Case Study: The New York Times Runs MongoDB
Perhaps your business has settled on the exact right operating model, one that will remain static for years, if not decades. But for the 99.999 percent of the rest of the world’s enterprises, your market is in a constant state of flux, demanding constant iterations on how you do business. As the Research & Development group of The New York Times Company (NYT) has found, a key way to confront the constant flux of today’s businesses is to build upon a flexible data infrastructure like MongoDB.
The story behind theThe New York Times Company’s use of MongoDB isn’t new. Data scientist and then NYT employee Jake Porway spoke in June 2011 about how the media giant uses MongoDB in Project Cascade, a visualization tool that uses MongoDB to store and manage data about social sharing activity related to NYT content.
But what is perhaps new is the more recent realization of just how critical it is to build upon flexible data infrastructure like MongoDB in our ever-changing business climate.
Project Cascade visualizes the conversations happening aroundNYT content on Twitter, giving insight into which content is hot and who is fanning the flames.
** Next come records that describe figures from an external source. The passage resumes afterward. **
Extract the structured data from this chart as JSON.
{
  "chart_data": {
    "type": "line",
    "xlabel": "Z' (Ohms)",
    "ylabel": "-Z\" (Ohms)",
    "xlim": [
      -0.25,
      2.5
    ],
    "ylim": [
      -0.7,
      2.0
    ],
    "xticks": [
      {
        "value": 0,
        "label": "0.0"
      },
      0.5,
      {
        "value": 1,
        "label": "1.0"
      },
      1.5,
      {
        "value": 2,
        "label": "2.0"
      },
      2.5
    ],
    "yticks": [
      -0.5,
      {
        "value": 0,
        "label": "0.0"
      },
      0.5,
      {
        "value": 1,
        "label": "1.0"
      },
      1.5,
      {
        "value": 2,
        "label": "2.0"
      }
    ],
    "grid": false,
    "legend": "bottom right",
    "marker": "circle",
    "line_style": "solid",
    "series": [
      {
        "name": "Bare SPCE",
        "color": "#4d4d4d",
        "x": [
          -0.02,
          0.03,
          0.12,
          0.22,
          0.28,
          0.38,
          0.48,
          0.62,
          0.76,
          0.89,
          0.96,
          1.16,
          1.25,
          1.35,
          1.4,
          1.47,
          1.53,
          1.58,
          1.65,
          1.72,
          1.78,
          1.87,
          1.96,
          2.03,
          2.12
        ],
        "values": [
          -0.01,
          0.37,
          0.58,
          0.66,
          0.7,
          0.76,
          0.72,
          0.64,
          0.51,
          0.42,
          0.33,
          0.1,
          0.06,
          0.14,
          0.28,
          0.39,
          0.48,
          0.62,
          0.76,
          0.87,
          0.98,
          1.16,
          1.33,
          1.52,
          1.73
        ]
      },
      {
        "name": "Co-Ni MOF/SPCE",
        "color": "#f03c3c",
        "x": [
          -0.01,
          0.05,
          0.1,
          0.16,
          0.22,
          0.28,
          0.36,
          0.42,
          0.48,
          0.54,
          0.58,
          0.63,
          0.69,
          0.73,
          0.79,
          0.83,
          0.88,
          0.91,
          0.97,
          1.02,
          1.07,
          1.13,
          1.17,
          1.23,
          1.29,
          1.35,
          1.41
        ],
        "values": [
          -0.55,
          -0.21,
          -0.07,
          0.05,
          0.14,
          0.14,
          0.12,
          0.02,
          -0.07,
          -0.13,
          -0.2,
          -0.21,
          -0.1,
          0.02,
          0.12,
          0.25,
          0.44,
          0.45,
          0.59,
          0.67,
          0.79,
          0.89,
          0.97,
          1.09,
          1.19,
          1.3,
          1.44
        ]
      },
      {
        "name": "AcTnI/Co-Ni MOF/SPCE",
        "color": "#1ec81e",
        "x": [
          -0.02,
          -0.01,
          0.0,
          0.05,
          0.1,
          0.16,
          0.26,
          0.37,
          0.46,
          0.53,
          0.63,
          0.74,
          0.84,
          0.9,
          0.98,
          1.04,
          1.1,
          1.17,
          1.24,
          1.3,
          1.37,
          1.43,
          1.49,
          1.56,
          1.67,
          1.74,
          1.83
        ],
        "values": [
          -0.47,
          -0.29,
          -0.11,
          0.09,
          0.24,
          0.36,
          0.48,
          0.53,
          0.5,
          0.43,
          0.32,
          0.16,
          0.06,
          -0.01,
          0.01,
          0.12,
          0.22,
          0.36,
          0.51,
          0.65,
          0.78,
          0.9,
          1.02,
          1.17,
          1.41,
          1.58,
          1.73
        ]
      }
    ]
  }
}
Joab Jackson, writing for PCWorld, has a great write-up, and you can also see an online demo.
For the NYT, as Porway explains,
[Project Cascade] allows us to [answer] questions that are really big, like what is the best time of day to tweet? What kinds of tweets get people involved? Is it more important for our automated feeds to tweet, or for our journalists?
Imagine, however, that the Times editors determine they actually need to be collecting different data. With a relational database, this would involve a fair amount of bother, but for the NYT’s R&D team, it’s simply a matter of tweaking MongoDB’s data model. As Porway notes, “We can't bother futzing with RDBMS schemas when we're constantly changing what we want to look at.”
The NYT started Project Cascade with just two weeks of data using just a single MongoDB instance and no replication. Even in this limited snapshot of the roughly 600 pieces of posted content and 25,000 Twitter links each day, Project Cascade was generating 100 GB of MongoDB storage each month.
Fast forward to late 2011, and Project Cascade is in serious production, processing 100,000 tweets (and far more clicks) daily, all in real-time. This necessitated moving up to a four-node MongoDB replica set, but it didn’t involve adding the complexity of joins or other characteristics of a relational database.
As Deep Kapadia, Technical Program Manager at The New York Times Company, says, “MongoDB allows us to prototype things very quickly.” This is important for any enterprise application, as it allows companies to iterate around their data. Most won’t know exactly what their data model should look like right from the start. The NYT certainly didn’t. As Kapadia explains, the NYT didn’t have to do any schema design upfront to determine which fields to capture from Twitter or Bit.ly, but could simply dump all the data into MongoDB and figure out how to process it later. That flexibility is powerful.
Granted, not all businesses will want to change as often as the NYT’s research group, but in a world of accelerating change, it’s increasingly critical that companies don’t hard-code rigid schemas into their data infrastructure.
It’s also important that enterprises look to the future. However small a project starts, Big Data looms. Porway explains, “Even if we're not dealing with big data when we start a project, the data demands can rise significantly.” A RDBMS scale-up strategy quickly becomes expensive and constrictive. A NoSQL scale-out architecture is much more forgiving. MongoDB is particularly useful as it runs as well on a single node as it does on hundreds of nodes. Scale almost always starts with one node, as Foursquare and others have found.
While the Web companies like Google and Twitter ran into the constraints of RDBMS technology first, mainstream enterprises are hitting them now. The New York Times has been publishing continuously since 1851, yet the nature of its business has changed significantly since the advent of the Internet. The same is true for most businesses. Like NYT, most mainstream enterprises today will find themselves collecting, filtering, and analyzing realtime data feeds from a variety of sources to better understand how customers and prospects interact with their products and services. MongoDB fits perfectly in this kind of ever-changing world.
Not surprisingly, the publishing and media world is grappling with the need for flexible data models in a very public way. Like the NYT, UK-based news publisher The Guardian also uses MongoDB to help it adapt to digital and the business models enabled by it. In order to flexibly iterate on different user engagement models, The Guardian had to drop old-school relational database technology and move to MongoDB.
Not that MongoDB is perfect. As Kapadia highlighted roughly a year after Porway’s original presentation, there is definitely a science to deploying MongoDB effectively. It’s very easy to get started with MongoDB, but it requires the same level of care that any critical data infrastructure does.
If Tim O’Reilly is right and “Data is the new Intel Inside,” then it’s important to build applications on a flexible database that not only can scale to collect increasing quantities of data, but also affords the agility to change one’s data model as business needs change. Data offer real competitive advantage to the companies prepared to leverage them. Just ask The New York Times.